Los adolescentes preguntan a las computadoras cómo comer. Estamos en 2024. El algoritmo dice ensalada. Pero espera, revisemos el resto. Un estudio reciente muestra que los modelos de IA no son buenos en esto. Realmente malo. Cuando se les pidió que planificaran las comidas de una semana para un adolescente, los resultados fueron peligrosos.

Algunas dietas eran demasiado altas en calorías. Algunos eran demasiado bajos. Un plan tenía suficiente grasa para asfixiar a un caballo. Otro casi no tenía ninguno. La variabilidad era una locura. No puedes apostar tu salud en una ruleta llamada “IA útil”.

“Es un campo minado de desinformación a punto de suceder”.

Lo que realmente dice la ciencia

Aquí está el trato con nutrición. No es magia. Es química. Necesitas calorías. No cualquier caloría. Tu cuerpo quema energía como un coche quema gasolina. ¿Subir el agua 1 grado centígrado? Eso requiere una caloría. ¿Hacer eso por 1 kilogramo de comida? Esa es una caloría dietética. Bastante simple.

¿Pero macronutrientes? Esos son un desastre.

  • Proteína desarrolla músculos y tejidos. Cadenas de aminoácidos.
  • Las grasas almacenan energía. Esencial, sí, pero tóxico en exceso.
  • Los carbohidratos (azúcares, almidón) potencian la vida diaria. Hidrógeno y oxígeno.

Equilibrio es la palabra que usan los expertos. Los verdaderos. No los chatbots.

Un dietista lo sabe. Son expertos humanos. Observan su presión arterial, su nivel de azúcar en sangre y su desarrollo. Entienden que el crecimiento no es sólo altura. Son cambios de química. Hormonas. Forma. ¿Si restringes las calorías ahora? Rompes ese proceso.
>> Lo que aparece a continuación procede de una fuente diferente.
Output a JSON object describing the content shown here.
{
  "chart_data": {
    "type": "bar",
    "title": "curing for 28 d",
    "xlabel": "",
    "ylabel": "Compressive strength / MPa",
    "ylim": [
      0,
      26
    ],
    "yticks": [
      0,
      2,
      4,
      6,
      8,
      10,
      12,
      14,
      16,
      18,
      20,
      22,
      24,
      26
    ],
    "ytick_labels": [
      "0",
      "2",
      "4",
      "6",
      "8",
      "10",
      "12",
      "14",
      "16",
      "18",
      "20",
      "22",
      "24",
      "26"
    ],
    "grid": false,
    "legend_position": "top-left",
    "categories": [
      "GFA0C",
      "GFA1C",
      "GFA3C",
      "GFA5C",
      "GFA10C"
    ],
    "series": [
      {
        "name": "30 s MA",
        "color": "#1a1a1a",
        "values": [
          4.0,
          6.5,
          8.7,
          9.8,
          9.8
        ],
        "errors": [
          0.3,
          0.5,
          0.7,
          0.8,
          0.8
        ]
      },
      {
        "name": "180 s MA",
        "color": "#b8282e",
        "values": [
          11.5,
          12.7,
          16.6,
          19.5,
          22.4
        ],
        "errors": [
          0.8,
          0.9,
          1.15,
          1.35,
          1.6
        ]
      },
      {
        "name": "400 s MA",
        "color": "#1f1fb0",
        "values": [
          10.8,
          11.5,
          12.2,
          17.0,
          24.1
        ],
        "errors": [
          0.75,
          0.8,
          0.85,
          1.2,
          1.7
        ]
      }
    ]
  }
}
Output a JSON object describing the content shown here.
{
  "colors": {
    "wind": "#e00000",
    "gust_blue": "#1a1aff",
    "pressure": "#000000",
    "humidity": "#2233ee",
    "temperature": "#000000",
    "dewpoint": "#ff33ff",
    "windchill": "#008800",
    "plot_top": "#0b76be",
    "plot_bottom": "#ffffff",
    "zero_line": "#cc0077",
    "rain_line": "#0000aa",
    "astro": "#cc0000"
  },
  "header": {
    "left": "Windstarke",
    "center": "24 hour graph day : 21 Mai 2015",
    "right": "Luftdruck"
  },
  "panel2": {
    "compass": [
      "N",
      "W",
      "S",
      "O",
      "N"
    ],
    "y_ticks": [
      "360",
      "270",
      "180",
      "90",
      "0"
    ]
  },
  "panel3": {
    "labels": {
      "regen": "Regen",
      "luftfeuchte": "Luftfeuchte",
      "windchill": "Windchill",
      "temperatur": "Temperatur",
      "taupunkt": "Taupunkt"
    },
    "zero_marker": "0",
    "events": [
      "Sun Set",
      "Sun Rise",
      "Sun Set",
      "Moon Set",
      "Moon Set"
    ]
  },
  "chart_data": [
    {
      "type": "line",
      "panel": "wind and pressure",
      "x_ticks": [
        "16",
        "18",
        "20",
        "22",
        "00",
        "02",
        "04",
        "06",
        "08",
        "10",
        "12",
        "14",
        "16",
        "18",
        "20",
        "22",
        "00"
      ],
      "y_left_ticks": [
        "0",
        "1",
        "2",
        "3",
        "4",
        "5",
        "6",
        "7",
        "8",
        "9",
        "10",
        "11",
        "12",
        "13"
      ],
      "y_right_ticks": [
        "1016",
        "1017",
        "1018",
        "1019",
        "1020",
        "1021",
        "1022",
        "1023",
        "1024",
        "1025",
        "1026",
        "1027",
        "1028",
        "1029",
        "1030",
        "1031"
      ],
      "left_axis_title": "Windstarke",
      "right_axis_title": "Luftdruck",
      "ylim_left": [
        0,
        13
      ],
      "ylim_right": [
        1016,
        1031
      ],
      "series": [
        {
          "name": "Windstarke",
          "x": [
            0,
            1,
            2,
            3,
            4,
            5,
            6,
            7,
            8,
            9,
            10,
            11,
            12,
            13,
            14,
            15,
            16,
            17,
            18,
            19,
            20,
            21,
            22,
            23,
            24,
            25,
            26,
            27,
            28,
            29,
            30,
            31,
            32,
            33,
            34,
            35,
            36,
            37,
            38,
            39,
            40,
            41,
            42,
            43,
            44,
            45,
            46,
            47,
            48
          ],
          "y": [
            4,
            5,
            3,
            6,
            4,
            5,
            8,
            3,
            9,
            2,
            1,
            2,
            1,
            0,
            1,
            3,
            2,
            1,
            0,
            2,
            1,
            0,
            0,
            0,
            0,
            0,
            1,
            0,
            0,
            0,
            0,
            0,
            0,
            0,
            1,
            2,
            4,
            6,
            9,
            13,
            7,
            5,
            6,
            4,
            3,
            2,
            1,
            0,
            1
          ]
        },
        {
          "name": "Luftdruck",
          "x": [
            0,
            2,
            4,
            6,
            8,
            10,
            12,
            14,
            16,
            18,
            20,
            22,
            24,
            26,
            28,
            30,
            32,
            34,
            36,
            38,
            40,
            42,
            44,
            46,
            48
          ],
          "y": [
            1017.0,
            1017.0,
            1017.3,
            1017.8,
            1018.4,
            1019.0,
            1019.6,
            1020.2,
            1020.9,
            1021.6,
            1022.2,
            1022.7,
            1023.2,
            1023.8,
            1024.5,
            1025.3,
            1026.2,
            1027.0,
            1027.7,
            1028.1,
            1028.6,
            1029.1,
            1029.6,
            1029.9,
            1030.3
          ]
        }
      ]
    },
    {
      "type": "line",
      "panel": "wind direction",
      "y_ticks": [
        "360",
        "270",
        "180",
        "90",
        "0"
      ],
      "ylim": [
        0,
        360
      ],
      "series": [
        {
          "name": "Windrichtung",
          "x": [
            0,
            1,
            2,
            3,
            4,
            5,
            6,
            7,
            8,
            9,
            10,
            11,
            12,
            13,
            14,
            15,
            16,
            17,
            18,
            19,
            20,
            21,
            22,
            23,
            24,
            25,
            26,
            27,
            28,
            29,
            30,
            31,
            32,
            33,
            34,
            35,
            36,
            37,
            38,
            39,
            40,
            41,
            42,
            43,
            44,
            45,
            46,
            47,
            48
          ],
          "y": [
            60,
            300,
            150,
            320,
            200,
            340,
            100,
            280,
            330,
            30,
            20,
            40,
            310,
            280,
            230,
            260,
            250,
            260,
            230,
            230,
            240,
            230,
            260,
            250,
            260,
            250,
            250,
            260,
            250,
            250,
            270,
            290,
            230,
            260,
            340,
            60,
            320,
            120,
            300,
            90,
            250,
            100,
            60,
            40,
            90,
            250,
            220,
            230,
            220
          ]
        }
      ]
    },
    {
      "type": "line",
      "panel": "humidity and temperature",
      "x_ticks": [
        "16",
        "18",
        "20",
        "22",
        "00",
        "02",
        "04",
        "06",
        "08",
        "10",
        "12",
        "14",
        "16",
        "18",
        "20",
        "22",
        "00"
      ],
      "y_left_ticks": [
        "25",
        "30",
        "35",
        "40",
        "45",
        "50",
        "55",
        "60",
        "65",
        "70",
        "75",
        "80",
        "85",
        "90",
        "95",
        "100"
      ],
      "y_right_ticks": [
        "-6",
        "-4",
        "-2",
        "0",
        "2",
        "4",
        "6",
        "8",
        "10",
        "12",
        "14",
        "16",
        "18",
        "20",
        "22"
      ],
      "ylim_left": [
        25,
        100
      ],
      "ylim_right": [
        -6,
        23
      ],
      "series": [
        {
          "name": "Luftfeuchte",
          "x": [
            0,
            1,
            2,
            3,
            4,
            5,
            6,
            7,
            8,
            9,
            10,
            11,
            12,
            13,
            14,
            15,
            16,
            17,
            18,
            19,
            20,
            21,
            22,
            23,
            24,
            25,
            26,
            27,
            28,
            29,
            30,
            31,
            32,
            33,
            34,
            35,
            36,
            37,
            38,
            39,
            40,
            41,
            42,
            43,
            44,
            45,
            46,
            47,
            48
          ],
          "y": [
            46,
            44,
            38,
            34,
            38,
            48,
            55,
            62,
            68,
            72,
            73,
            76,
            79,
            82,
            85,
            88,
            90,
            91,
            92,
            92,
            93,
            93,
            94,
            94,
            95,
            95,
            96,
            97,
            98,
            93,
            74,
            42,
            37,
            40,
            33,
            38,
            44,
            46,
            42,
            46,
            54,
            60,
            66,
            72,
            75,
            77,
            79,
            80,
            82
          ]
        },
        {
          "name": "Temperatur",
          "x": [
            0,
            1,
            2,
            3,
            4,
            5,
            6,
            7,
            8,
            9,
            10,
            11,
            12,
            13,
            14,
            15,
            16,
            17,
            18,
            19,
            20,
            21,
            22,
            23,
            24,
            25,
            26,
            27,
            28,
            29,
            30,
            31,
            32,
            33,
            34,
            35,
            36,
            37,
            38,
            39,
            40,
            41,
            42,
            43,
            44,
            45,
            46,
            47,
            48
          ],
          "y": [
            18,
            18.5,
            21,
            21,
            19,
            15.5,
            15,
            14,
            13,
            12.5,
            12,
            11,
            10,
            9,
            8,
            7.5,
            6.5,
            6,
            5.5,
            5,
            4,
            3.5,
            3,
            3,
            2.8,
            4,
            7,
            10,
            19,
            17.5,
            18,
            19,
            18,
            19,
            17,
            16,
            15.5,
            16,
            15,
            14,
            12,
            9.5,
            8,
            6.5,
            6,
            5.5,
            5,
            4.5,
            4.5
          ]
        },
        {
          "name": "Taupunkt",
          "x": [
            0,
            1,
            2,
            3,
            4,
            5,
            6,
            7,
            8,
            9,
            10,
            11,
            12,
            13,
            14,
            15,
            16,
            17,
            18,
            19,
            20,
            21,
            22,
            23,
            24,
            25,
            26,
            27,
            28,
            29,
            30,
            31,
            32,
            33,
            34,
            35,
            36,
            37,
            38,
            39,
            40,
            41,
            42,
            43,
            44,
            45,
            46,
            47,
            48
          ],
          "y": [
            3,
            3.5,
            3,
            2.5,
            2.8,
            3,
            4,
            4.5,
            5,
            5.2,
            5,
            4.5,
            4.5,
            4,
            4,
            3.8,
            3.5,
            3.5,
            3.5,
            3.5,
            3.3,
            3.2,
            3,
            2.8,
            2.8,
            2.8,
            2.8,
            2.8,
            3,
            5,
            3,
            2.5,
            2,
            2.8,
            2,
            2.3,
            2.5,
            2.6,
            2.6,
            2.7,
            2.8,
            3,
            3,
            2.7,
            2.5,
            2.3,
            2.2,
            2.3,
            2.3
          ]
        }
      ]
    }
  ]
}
El riesgo de respuestas “perfectas”

La IA no tiene agallas. Tiene patrones.

Se entrena con montañas de datos. A veces buenos datos. Muchos datos erróneos. No distingue entre un hecho y un hilo de Reddit. Un mensaje como “pierde 20 libras en una semana” puede recibir una respuesta aterradora. Quizás sugiera hambruna. Quizás sugiera beber aceite. Quién sabe. El modelo predice la siguiente palabra probable, no el mejor consejo médico.

Esto conduce a desórdenes alimentarios. Empieza poco a poco. Esconder comida en secreto. Contando cada bocado hasta que duela. La imagen corporal se convierte en obsesión. Entonces es un trastorno alimentario. Una enfermedad mental. No es una elección. Una enfermedad.

¿Vale la pena correr el riesgo de anorexia o bulimia porque Siri adivinó mal? No. Obviamente.

Pero los niños lo hacen. No hablan primero con un médico. Hablan con una aplicación. Las redes sociales les generan ansiedad. La IA les proporciona respuestas. Ambos mienten a su manera. Uno vende un estilo de vida, el otro vende conveniencia. Ninguno vende salud.

A quién escuchar

No hay atajos. Los nutricionistas y los médicos existen por una razón. Miden el IMC, comprueban si hay obesidad o bajo peso. Entienden que la grasa debajo de la piel protege tus órganos. Esa proteína repara las células después de hacer deporte. Que las vitaminas y minerales hacen funcionar el motor.

Los asistentes digitales como Siri o Alexa son geniales para configurar temporizadores. No son para tu páncreas.

Cuando el chatbot dice “bebe agua”, está bien. Cuando diga “come sólo hielo”, huye.

Internet es ruidoso. Los algoritmos tienen hambre. ¿Pero tu cuerpo? Necesita verdad. No probabilidad.